Hmmm…where to put those pan seared green grapes now? Bill took the back of a spoon, smashed the tops down as the rest of us looked horrified and spooned the green and saucy grapes in the middle. He looked at me all happy and said "That works! See I can do stuff in the kitchen!"
He was absolutely right! It worked perfectly, except we had no idea how to call what I had just baked so for now it’s just Muscadine Grape Frangipane Clafoutis. I am leaving the souffles part aside because I have no idea if the effect will reproduce itself if I make these again or if you decide to try this recipe.
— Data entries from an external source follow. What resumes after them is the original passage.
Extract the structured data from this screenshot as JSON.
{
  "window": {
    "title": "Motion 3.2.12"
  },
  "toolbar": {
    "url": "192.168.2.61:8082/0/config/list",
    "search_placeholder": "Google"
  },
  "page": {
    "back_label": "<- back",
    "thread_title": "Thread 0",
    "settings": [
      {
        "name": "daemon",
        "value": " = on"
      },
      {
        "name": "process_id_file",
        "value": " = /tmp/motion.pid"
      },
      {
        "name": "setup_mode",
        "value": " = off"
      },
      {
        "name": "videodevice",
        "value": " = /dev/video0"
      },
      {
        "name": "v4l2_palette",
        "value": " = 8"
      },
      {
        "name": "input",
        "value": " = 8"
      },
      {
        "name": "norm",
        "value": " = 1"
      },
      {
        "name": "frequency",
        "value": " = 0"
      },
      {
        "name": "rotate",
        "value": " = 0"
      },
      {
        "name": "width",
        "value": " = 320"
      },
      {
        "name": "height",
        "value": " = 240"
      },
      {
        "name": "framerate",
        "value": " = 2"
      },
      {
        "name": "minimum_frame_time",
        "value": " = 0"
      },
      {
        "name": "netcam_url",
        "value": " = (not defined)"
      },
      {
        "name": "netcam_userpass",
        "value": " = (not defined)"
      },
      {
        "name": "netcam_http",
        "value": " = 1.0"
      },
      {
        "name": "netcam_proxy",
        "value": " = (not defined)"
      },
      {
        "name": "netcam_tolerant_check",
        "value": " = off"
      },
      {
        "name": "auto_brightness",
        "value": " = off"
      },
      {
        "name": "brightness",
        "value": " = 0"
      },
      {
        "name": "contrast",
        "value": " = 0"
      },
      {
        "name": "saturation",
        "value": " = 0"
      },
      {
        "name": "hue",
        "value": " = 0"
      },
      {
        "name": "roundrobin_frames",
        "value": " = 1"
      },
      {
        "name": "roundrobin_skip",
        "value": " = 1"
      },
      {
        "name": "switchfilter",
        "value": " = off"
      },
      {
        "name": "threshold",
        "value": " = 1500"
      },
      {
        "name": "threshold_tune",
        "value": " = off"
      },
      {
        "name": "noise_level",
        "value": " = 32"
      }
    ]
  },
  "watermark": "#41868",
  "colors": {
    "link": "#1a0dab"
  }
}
I knew the method would make them rise, I did not know ours would never fall!
One year ago: Lemon Balm Infused Berries with Almond Tuiles.
Muscadine Grape Frangipane Clafoutis:
For the clafoutis:
1/2 cup (100gr) sugar
1 oz (30gr) unsalted butter, at room temperature
2 eggs, separated
1/2 cup heavy cream
1/2 cup (50gr)ground almonds
2 tablespoons (15gr)all purpose flour
pinch of salt
a dozen red Muscadine grapes, halved and seeded
For the pan seared grapes:
1-2 teaspoons unsalted butter
1 cup green Muscadine grapes, halves and seeded
3 tablespoons of honey (or to taste)
Prepare the frangipane clafoutis:
Preheat the oven to 340F and position a rack in the center. Lightly coat 4 ramekins with cooking spray or a dab of butter and place them on a baking tray. Set aside.
In a large bowl whisk together the sugar, butter and the egg yolks until the mixture is a smooth paste. Add the heavy cream little by little. In a separate bowl, stir together the almonds, flour and salt, add this to the egg yolk mixture and whisk until well blended. In a very clean bowl, whip the egg whites until stiff and gently fold them into the almond mixture. Divide evenly among your ramekins (make sure to fill them only 3/4 of the way up) and place 3-4 grape halves on top of the batter. Bake for about 25-30 minutes. Top with the pan seared green grapes.
Prepare the pan seared grapes:
In a large skillet melt the butter over medium high heat. Add the grapes and sear them for about 5 minutes or until they just start to soften. Deglaze the pan with the honey and remove from the heat.